It wasn't much, but perhaps a start.

CBC's Hockey Night In Canada sent aspiring singer Alyonka Larionov - 22-year-old daughter of world Hall-of-Famer Igor Larionov - off to Moscow last week to help the very capable Elliotte Friedman find his way around Russian hockey.

Yet while connections and language are helpful, what would really help would be a little analysis - from a European, any European.

For reasons that simply baffle, hockey analysis in North America has fallen exclusively to North Americans, and not just North Americans but almost entirely to failed general managers (Mike Milbury), failed coaches (Barry Melrose), a full team of former fourth-line players and more ex-goaltenders than the Philadelphia Flyers have gone through since expansion.

Some are simply silly (no names required, surely), a few are excellent and several others are keepers - but where oh where is the European sensibility, the Russian/Swedish/Finnish/Czech eye, the voice that might explain what is never explained by the North Americans?

Just one example: How did Swedish hockey find its way from Inge Hammerstrom - whom Harold Ballard once said could go "into the corner with six eggs in his pockets and he wouldn't break any of them" - to the Sedin twins in Vancouver, who control pucks in corners and along the boards at a level never before known in professional hockey? Who teaches this? And how?

To have no European voice doing colour commentary, between-period analysis or sitting on one of those endless hockey "panels" - even if he keeps picking at his BlackBerry - is simply ludicrous given what NHL hockey has become.

Last year alone, a Russian, Alexander Ovechkin, won the Hart Trophy as the league's most valuable player, the Art Ross as its leading scorer, the Rocket Richard as its top goal-getter and the Pearson as the one the players themselves deem best overall - but nowhere will you find a Russian voice to explain how it was that such a machine was built.

Where is there any European analyst to tell us about different training theories, coaching tactics, skill development?

No one is claiming it is superior to North American ways - the Olympics had a Canada-U.S final, as did the world juniors, as did women's Olympic hockey - but it is different. And would be refreshing to have that difference explained.

This year, the top two scorers are European trained: Henrik Sedin and Ovechkin. And while Sidney Crosby leads an impressive list of North American stars, seven of the top 15 scorers come from Europe.

A European, the Detroit Red Wings' Nicklas Lidstrom, has been the dominant defenceman of the first decade of the 21st century.

A European goaltender, Boston's Tuukka Rask, has the league's best goals-against average. While New Jersey's indomitable Martin Brodeur again leads the league with wins, the next two are European: San Jose's Evgeni Nabokov and Phoenix's Ilya Bryzgalov.

No one is asking that the TSN and Sportsnet panels and HNIC screens be swept clean, but the insertion of a reasonable number of European eyes and voices would seem not only justified but a necessity.

It might also be pointed out that, as any hockey writer soon learns over several years of covering the league, the more articulate and interesting voices have as often as not been using English as a second language.

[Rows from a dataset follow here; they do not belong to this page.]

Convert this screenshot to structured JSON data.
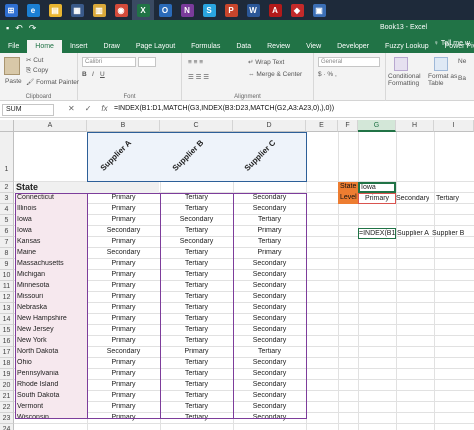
{
  "taskbar": {
    "apps": [
      {
        "name": "start",
        "color": "#2f6fd1",
        "glyph": "⊞"
      },
      {
        "name": "edge",
        "color": "#1b7fd3",
        "glyph": "e"
      },
      {
        "name": "file-explorer",
        "color": "#e8b530",
        "glyph": "▤"
      },
      {
        "name": "store",
        "color": "#3a5a8a",
        "glyph": "▦"
      },
      {
        "name": "folder",
        "color": "#d9a93a",
        "glyph": "▥"
      },
      {
        "name": "chrome",
        "color": "#d34a3a",
        "glyph": "◉"
      },
      {
        "name": "excel",
        "color": "#217346",
        "glyph": "X"
      },
      {
        "name": "outlook",
        "color": "#2a6ab8",
        "glyph": "O"
      },
      {
        "name": "onenote",
        "color": "#7a3b9b",
        "glyph": "N"
      },
      {
        "name": "skype",
        "color": "#2aa5e0",
        "glyph": "S"
      },
      {
        "name": "powerpoint",
        "color": "#c8452c",
        "glyph": "P"
      },
      {
        "name": "word",
        "color": "#2b5797",
        "glyph": "W"
      },
      {
        "name": "acrobat",
        "color": "#b21a1a",
        "glyph": "A"
      },
      {
        "name": "app-red",
        "color": "#c42a2a",
        "glyph": "◆"
      },
      {
        "name": "app-blue",
        "color": "#3c6fb6",
        "glyph": "▣"
      }
    ]
  },
  "window": {
    "title": "Book13 - Excel"
  },
  "ribbon": {
    "tabs": [
      "File",
      "Home",
      "Insert",
      "Draw",
      "Page Layout",
      "Formulas",
      "Data",
      "Review",
      "View",
      "Developer",
      "Fuzzy Lookup",
      "Power Pivot"
    ],
    "tell_me": "♀ Tell me w",
    "paste": "Paste",
    "cut": "Cut",
    "copy": "Copy",
    "format_painter": "Format Painter",
    "clipboard": "Clipboard",
    "font_name": "Calibri",
    "font": "Font",
    "wrap_text": "Wrap Text",
    "merge_center": "Merge & Center",
    "alignment": "Alignment",
    "number_format": "General",
    "conditional_formatting": "Conditional Formatting",
    "format_as_table": "Format as Table",
    "ne": "Ne",
    "ba": "Ba"
  },
  "formula_bar": {
    "name_box": "SUM",
    "formula": "=INDEX(B1:D1,MATCH(G3,INDEX(B3:D23,MATCH(G2,A3:A23,0),),0))"
  },
  "columns": [
    "A",
    "B",
    "C",
    "D",
    "E",
    "F",
    "G",
    "H",
    "I"
  ],
  "rows": [
    "1",
    "2",
    "3",
    "4",
    "5",
    "6",
    "7",
    "8",
    "9",
    "10",
    "11",
    "12",
    "13",
    "14",
    "15",
    "16",
    "17",
    "18",
    "19",
    "20",
    "21",
    "22",
    "23",
    "24"
  ],
  "suppliers": [
    "Supplier A",
    "Supplier B",
    "Supplier C"
  ],
  "state_header": "State",
  "table": [
    [
      "Connecticut",
      "Primary",
      "Tertiary",
      "Secondary"
    ],
    [
      "Illinois",
      "Primary",
      "Tertiary",
      "Secondary"
    ],
    [
      "Iowa",
      "Primary",
      "Secondary",
      "Tertiary"
    ],
    [
      "Iowa",
      "Secondary",
      "Tertiary",
      "Primary"
    ],
    [
      "Kansas",
      "Primary",
      "Secondary",
      "Tertiary"
    ],
    [
      "Maine",
      "Secondary",
      "Tertiary",
      "Primary"
    ],
    [
      "Massachusetts",
      "Primary",
      "Tertiary",
      "Secondary"
    ],
    [
      "Michigan",
      "Primary",
      "Tertiary",
      "Secondary"
    ],
    [
      "Minnesota",
      "Primary",
      "Tertiary",
      "Secondary"
    ],
    [
      "Missouri",
      "Primary",
      "Tertiary",
      "Secondary"
    ],
    [
      "Nebraska",
      "Primary",
      "Tertiary",
      "Secondary"
    ],
    [
      "New Hampshire",
      "Primary",
      "Tertiary",
      "Secondary"
    ],
    [
      "New Jersey",
      "Primary",
      "Tertiary",
      "Secondary"
    ],
    [
      "New York",
      "Primary",
      "Tertiary",
      "Secondary"
    ],
    [
      "North Dakota",
      "Secondary",
      "Primary",
      "Tertiary"
    ],
    [
      "Ohio",
      "Primary",
      "Tertiary",
      "Secondary"
    ],
    [
      "Pennsylvania",
      "Primary",
      "Tertiary",
      "Secondary"
    ],
    [
      "Rhode Island",
      "Primary",
      "Tertiary",
      "Secondary"
    ],
    [
      "South Dakota",
      "Primary",
      "Tertiary",
      "Secondary"
    ],
    [
      "Vermont",
      "Primary",
      "Tertiary",
      "Secondary"
    ],
    [
      "Wisconsin",
      "Primary",
      "Tertiary",
      "Secondary"
    ]
  ],
  "lookup": {
    "state_label": "State",
    "state_value": "Iowa",
    "level_label": "Level",
    "level_primary": "Primary",
    "level_secondary": "Secondary",
    "level_tertiary": "Tertiary",
    "edit_formula": "=INDEX(B1",
    "result_a": "Supplier A",
    "result_b": "Supplier B"
  },
  "colors": {
    "excel_green": "#217346",
    "orange_label": "#ed7d31",
    "purple_border": "#7d3d9b",
    "blue_border": "#2d5f98",
    "state_fill": "#f6e8ee"
  }
}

Igor Larionov did not come by his nickname, The Professor, by accident. But where is the erudite, insightful Larionov? Off selling his wine, supposedly.

But if not Larionov, then how about Arturs Irbe, the little Latvian goaltender who would, admittedly, add to the irrational number of former netminders trying to explain the way the game is played beyond the crease, but who is one of hockey's most original minds?

And should he ever retire, how about turning Bryzgalov into a full-time colour commentator? After all, he was author of the single best one-liner to come out of the Vancouver Winter Games when he said after Russia's 7-3 loss to Team Canada that the Canadians "came like gorillas out of a cage."

How refreshing would it be to hear something like that as opposed to "He might like that one back" or "Your best player has to be your best player" or "He's got a good stick"? …

But don't look for it to happen any time soon.

Vesa Rantanen, a respected Finnish journalist who has been covering the NHL out of Vancouver these past several years, says the problem is that NHL broadcasting is its own "old boy's club" - almost like the mafia, he says. They look after their friends and most of them are also looking for "real" jobs back in hockey and are merely using their broadcast posts as visible résumés.

"You don't get the best analysis," Rantanen says, "because no one wants to rock the boat they are all in.

"For the most part, I'm very disappointed with the level we get."

He's not alone.

And one obvious step toward more intelligent - more on -topic - commentary would be simply to bring analysis up to where the game has been for some time.